If you get tested, you're demonstrating that you're not a selfish lover. You're saying, "I care about my health, AND I care about your health."
It's a collaboration -- the perfect give and take -- which is precisely what the dynamic of sex should be.
Because a person who takes ownership over his or her sexual health is better in bed
Anyone who can take ownership over his or her sexual health can take ownership when it comes to matters of the bedroom.
Based on my personal sexual experience, the types of girls and boys who regularly get tested for STDS/STIs are just generally better in the sack. It shows they're having regular sex, are wildly responsible and wonderfully experienced.
They know what they're doing when it comes to life and f*cking.
Because getting tested with your partner is a bonding experience that cultivates a better sexual relationship
The bottom line is that couples who get tested together, stay together.
Getting tested is always an intense experience, especially for those of us with big colorful imaginations. We are in a very vulnerable place when we get tested, even if we know we've been safe. I convince myself I have something every time. My brain just goes there.
But getting tested with your partner and holding hands in the waiting room before you get called in to talk to a health professional is a bonding experience like no other.
When my partner sees me vulnerable, it makes our relationship stronger.
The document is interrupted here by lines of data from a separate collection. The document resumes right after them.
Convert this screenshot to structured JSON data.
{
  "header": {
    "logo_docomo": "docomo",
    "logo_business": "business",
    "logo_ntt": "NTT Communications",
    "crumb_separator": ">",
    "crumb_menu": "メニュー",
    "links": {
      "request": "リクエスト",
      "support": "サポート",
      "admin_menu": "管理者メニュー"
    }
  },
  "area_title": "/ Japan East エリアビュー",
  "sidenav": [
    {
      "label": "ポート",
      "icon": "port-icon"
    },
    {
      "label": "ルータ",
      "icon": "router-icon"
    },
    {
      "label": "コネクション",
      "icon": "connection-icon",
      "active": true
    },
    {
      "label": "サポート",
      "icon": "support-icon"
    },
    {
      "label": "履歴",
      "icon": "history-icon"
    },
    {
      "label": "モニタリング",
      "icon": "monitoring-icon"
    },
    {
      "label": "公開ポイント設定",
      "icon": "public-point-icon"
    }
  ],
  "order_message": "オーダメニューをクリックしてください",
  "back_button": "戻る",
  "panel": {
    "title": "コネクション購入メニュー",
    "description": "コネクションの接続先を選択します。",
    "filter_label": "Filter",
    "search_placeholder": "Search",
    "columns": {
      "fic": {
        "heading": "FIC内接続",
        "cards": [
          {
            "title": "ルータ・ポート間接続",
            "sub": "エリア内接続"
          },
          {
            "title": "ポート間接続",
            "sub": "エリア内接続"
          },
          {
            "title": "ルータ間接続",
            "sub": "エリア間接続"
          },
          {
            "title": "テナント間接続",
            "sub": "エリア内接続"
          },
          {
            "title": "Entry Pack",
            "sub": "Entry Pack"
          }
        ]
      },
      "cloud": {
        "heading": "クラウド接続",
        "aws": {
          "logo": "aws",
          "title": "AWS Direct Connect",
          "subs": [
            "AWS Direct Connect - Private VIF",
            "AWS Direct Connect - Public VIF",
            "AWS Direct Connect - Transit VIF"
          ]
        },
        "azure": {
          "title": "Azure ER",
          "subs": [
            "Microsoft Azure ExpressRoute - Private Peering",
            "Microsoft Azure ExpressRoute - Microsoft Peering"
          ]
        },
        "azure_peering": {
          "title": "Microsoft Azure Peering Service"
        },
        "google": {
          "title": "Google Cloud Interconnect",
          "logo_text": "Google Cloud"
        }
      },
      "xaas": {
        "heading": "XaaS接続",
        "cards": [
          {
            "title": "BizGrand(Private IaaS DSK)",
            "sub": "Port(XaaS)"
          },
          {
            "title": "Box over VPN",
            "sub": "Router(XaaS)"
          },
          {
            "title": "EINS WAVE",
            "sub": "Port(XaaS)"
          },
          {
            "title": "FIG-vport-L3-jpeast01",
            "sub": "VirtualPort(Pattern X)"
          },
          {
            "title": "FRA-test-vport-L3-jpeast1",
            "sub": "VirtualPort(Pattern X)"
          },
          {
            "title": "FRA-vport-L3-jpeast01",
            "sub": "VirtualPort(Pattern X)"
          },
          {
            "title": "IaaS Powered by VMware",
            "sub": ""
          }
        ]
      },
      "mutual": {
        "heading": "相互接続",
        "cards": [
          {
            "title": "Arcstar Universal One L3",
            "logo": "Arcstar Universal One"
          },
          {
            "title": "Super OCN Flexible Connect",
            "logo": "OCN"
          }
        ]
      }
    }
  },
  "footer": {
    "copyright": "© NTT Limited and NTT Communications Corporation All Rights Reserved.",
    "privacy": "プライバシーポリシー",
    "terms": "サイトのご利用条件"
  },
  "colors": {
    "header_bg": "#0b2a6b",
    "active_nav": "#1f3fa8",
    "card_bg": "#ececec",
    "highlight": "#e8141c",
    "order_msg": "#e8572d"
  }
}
We have now officially "gone through sh*t together." This deepens our relationship and makes us fall even harder in love.
I've said it before, and I will say it again: There ain’t no sex like LOVE sex.
Because post-tested sex is the new make-up sex
We all love make-up sex after an argument with our significant other. There are so many pent-up emotions that we can’t wait to release in the bedroom.
Well, I thought make-up sex was the best sex, until I had post-testing sex.
When you know you're healthy and can trust your partner, you can really have the guilt-free, fear-free insane hair-pulling, heart-throbbing sex of your dreams.
Because nothing is sexy about giving someone an STD
Yeah, it's not really a sexy conversation to have. Trust me on this one, kittens.